Szef Bezpieczeństwa oddalił się.


XXXII.

Od dwóch dni Raul de Challins nie był u baronowej de Garennes.
Czyżby nieobecność ta była skutkiem aresztowania? które oboje z Filipem uważali za nieuniknione i nader blizkie, którego pragnęli z całej duszy, oczekiwali z niecierpliwością? Filip udał się na ulicę Madame w porze obiadowej.
— Czy sądzisz, że go już aresztowano? — zapytała baronowa.
— Zdaje się, że nie... — odrzekł — gdyby policya zeszła do pałacu na ulicy Garancière, Honoryusz z pewnością przyszedł by nas uprzedzić.
— Jakoś się bardzo opóźniają...
— Twoje listy, nie były może dość wyraźne?
— Były napisane tak jak być powinny, i bądź pewna, moja matko, że skutek wywarły...
— Pomyśl, że wprowadzenie w posiadanie majątku mego brata, nastąpić ma jutro...
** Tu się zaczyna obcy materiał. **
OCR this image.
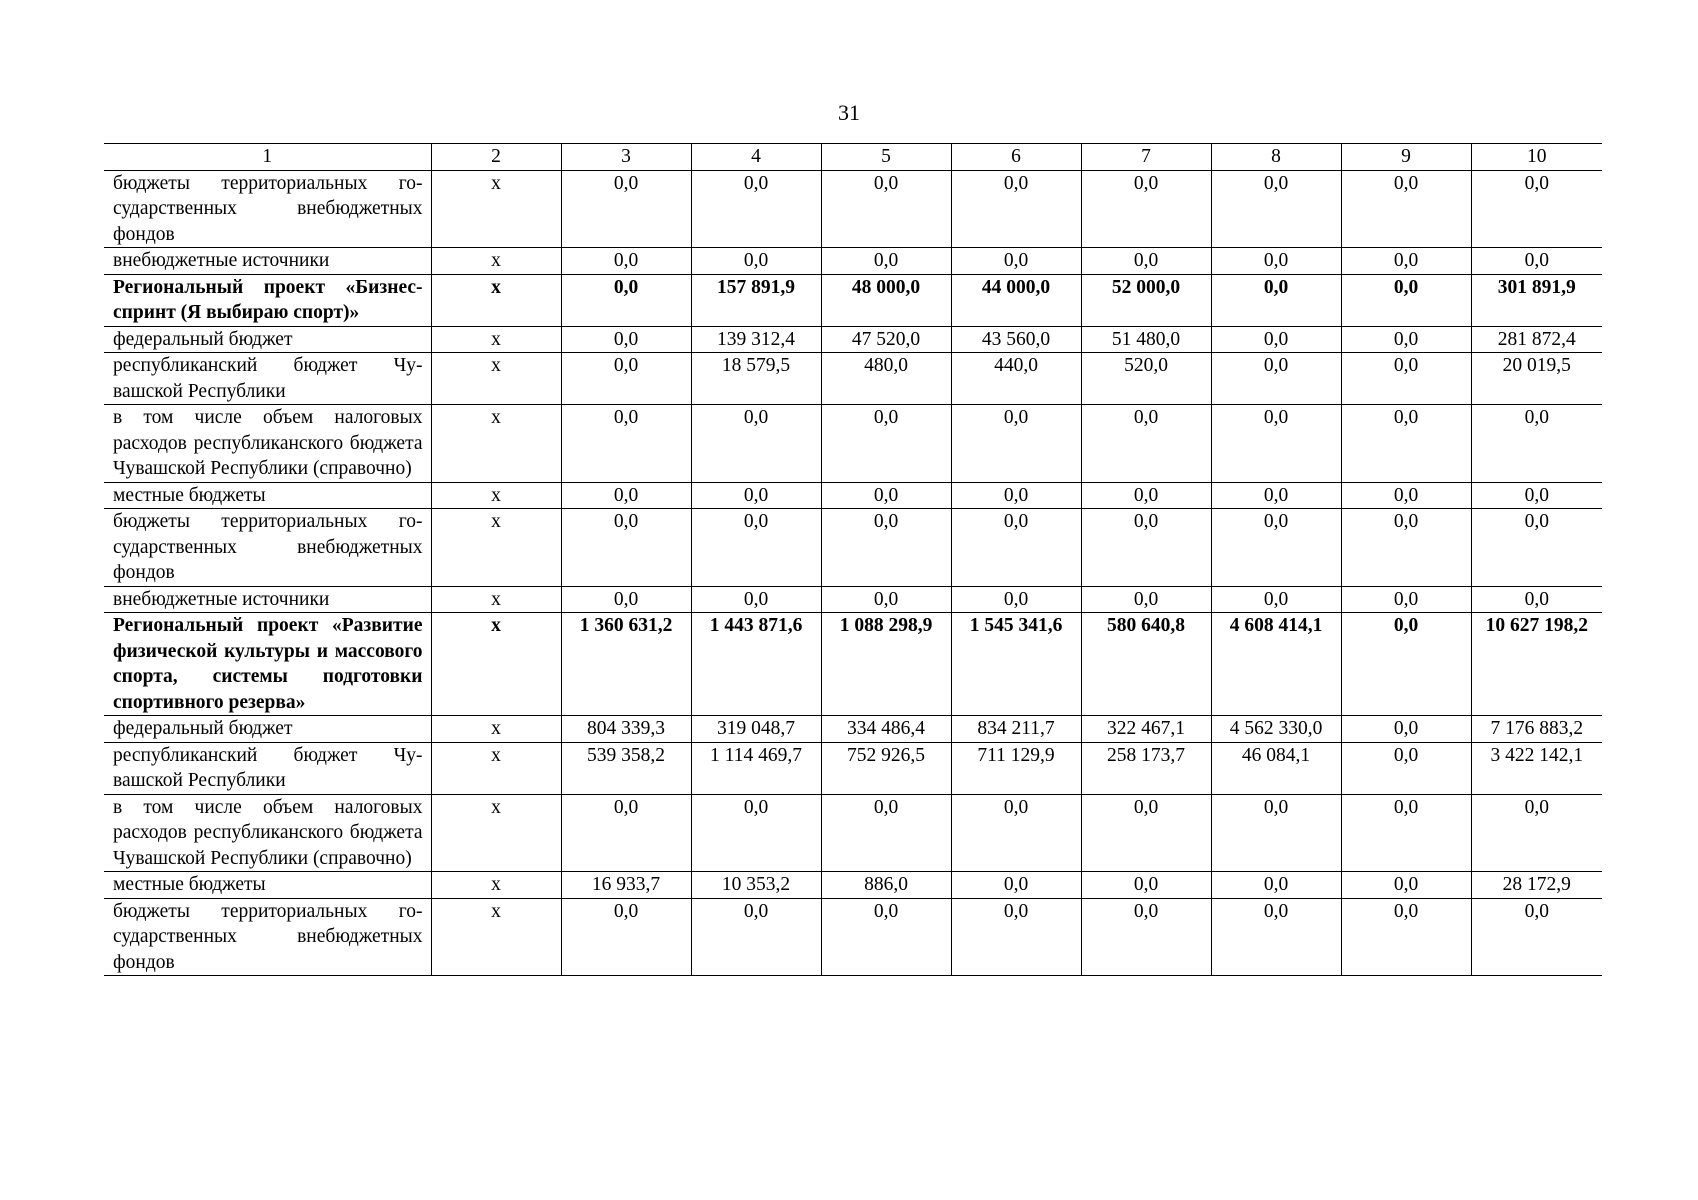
31
1	2	3	4	5	6	7	8	9	10
бюджеты территориальных государственных внебюджетных фондов	x	0,0	0,0	0,0	0,0	0,0	0,0	0,0	0,0
внебюджетные источники	x	0,0	0,0	0,0	0,0	0,0	0,0	0,0	0,0
Региональный проект «Бизнес-спринт (Я выбираю спорт)»	x	0,0	157 891,9	48 000,0	44 000,0	52 000,0	0,0	0,0	301 891,9
федеральный бюджет	x	0,0	139 312,4	47 520,0	43 560,0	51 480,0	0,0	0,0	281 872,4
республиканский бюджет Чувашской Республики	x	0,0	18 579,5	480,0	440,0	520,0	0,0	0,0	20 019,5
в том числе объем налоговых расходов республиканского бюджета Чувашской Республики (справочно)	x	0,0	0,0	0,0	0,0	0,0	0,0	0,0	0,0
местные бюджеты	x	0,0	0,0	0,0	0,0	0,0	0,0	0,0	0,0
бюджеты территориальных государственных внебюджетных фондов	x	0,0	0,0	0,0	0,0	0,0	0,0	0,0	0,0
внебюджетные источники	x	0,0	0,0	0,0	0,0	0,0	0,0	0,0	0,0
Региональный проект «Развитие физической культуры и массового спорта, системы подготовки спортивного резерва»	x	1 360 631,2	1 443 871,6	1 088 298,9	1 545 341,6	580 640,8	4 608 414,1	0,0	10 627 198,2
федеральный бюджет	x	804 339,3	319 048,7	334 486,4	834 211,7	322 467,1	4 562 330,0	0,0	7 176 883,2
республиканский бюджет Чувашской Республики	x	539 358,2	1 114 469,7	752 926,5	711 129,9	258 173,7	46 084,1	0,0	3 422 142,1
в том числе объем налоговых расходов республиканского бюджета Чувашской Республики (справочно)	x	0,0	0,0	0,0	0,0	0,0	0,0	0,0	0,0
местные бюджеты	x	16 933,7	10 353,2	886,0	0,0	0,0	0,0	0,0	28 172,9
бюджеты территориальных государственных внебюджетных фондов	x	0,0	0,0	0,0	0,0	0,0	0,0	0,0	0,0
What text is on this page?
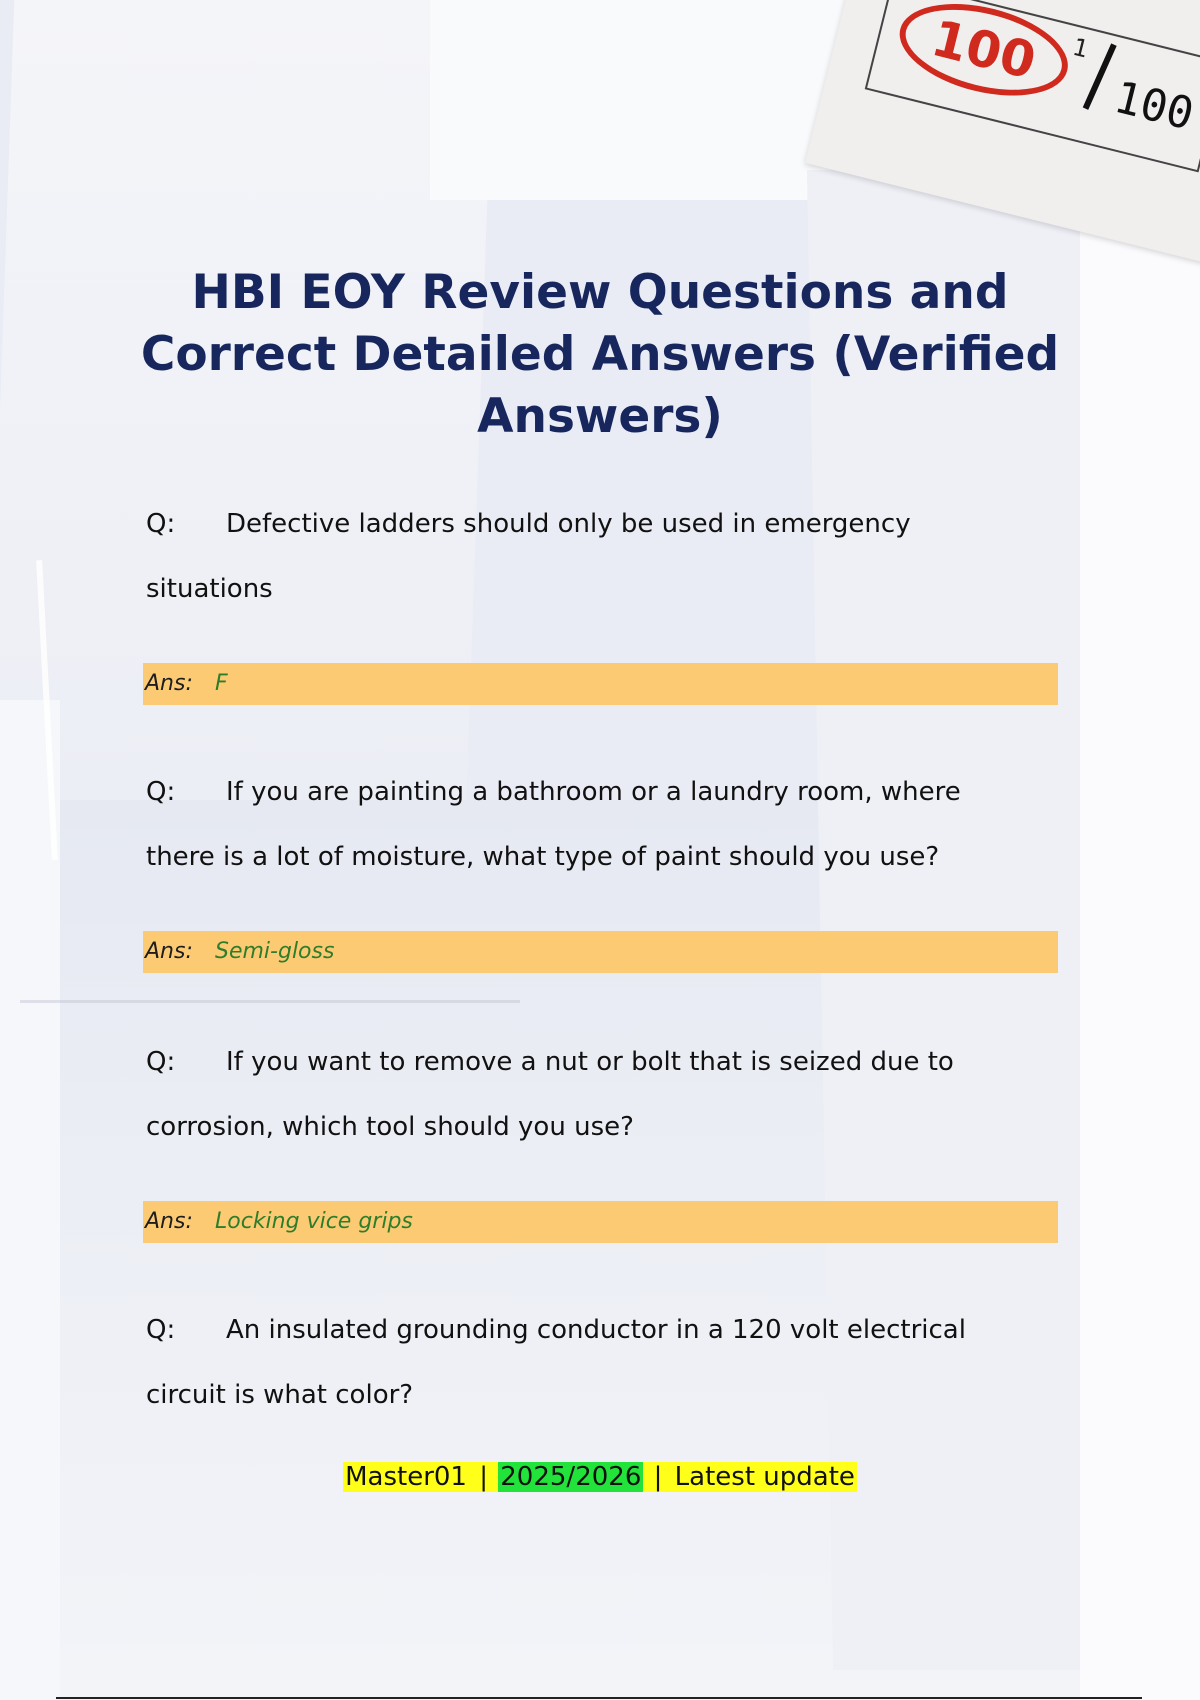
100	1
100
HBI EOY Review Questions and Correct Detailed Answers (Verified Answers)
Q: Defective ladders should only be used in emergency
situations
Ans: F
Q: If you are painting a bathroom or a laundry room, where
there is a lot of moisture, what type of paint should you use?
Ans: Semi-gloss
Q: If you want to remove a nut or bolt that is seized due to
corrosion, which tool should you use?
Ans: Locking vice grips
Q: An insulated grounding conductor in a 120 volt electrical
circuit is what color?
Master01 | 2025/2026 | Latest update
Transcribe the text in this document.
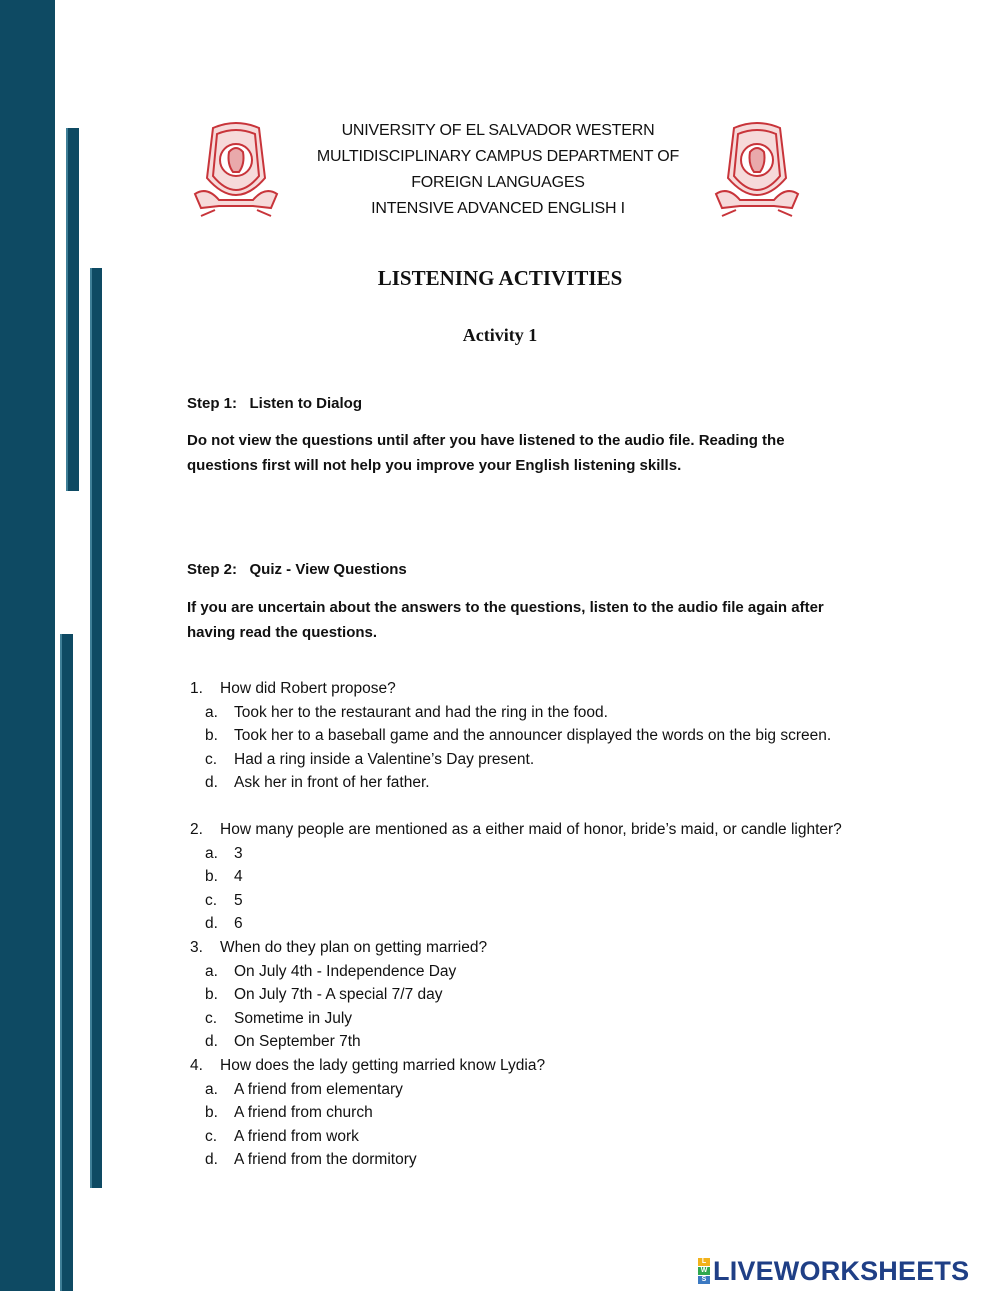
UNIVERSITY OF EL SALVADOR WESTERN
MULTIDISCIPLINARY CAMPUS DEPARTMENT OF
FOREIGN LANGUAGES
INTENSIVE ADVANCED ENGLISH I
LISTENING ACTIVITIES
Activity 1
Step 1:   Listen to Dialog
Do not view the questions until after you have listened to the audio file. Reading the questions first will not help you improve your English listening skills.
Step 2:   Quiz - View Questions
If you are uncertain about the answers to the questions, listen to the audio file again after having read the questions.
1.	How did Robert propose?
a.	Took her to the restaurant and had the ring in the food.
b.	Took her to a baseball game and the announcer displayed the words on the big screen.
c.	Had a ring inside a Valentine’s Day present.
d.	Ask her in front of her father.
2.	How many people are mentioned as a either maid of honor, bride’s maid, or candle lighter?
a.	3
b.	4
c.	5
d.	6
3.	When do they plan on getting married?
a.	On July 4th - Independence Day
b.	On July 7th - A special 7/7 day
c.	Sometime in July
d.	On September 7th
4.	How does the lady getting married know Lydia?
a.	A friend from elementary
b.	A friend from church
c.	A friend from work
d.	A friend from the dormitory
L
W
S LIVEWORKSHEETS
— Cóż to szkodzi? Jeżeli mój kuzynek weźmie swoją część, z łatwośaią przyjdzie mu ją odebrać. Zresztą nie dziś to jutro niewątpliwie działać zaczną... Oprócz tego mam zamiar napisać znowu dziś wieczór, i list każę zanieść do gabinetu szefa Bezpieczeństwa.
W tej chwili dźwięk dzwonka oznajmił odwiedziny.
Baronowa i Filip zadrżeli.
W usposobieniu umysłu, w jakiem się oboje znajdowali wszystko ich niepokoiło, najprostsze rzeczy wywoływały pomieszanie.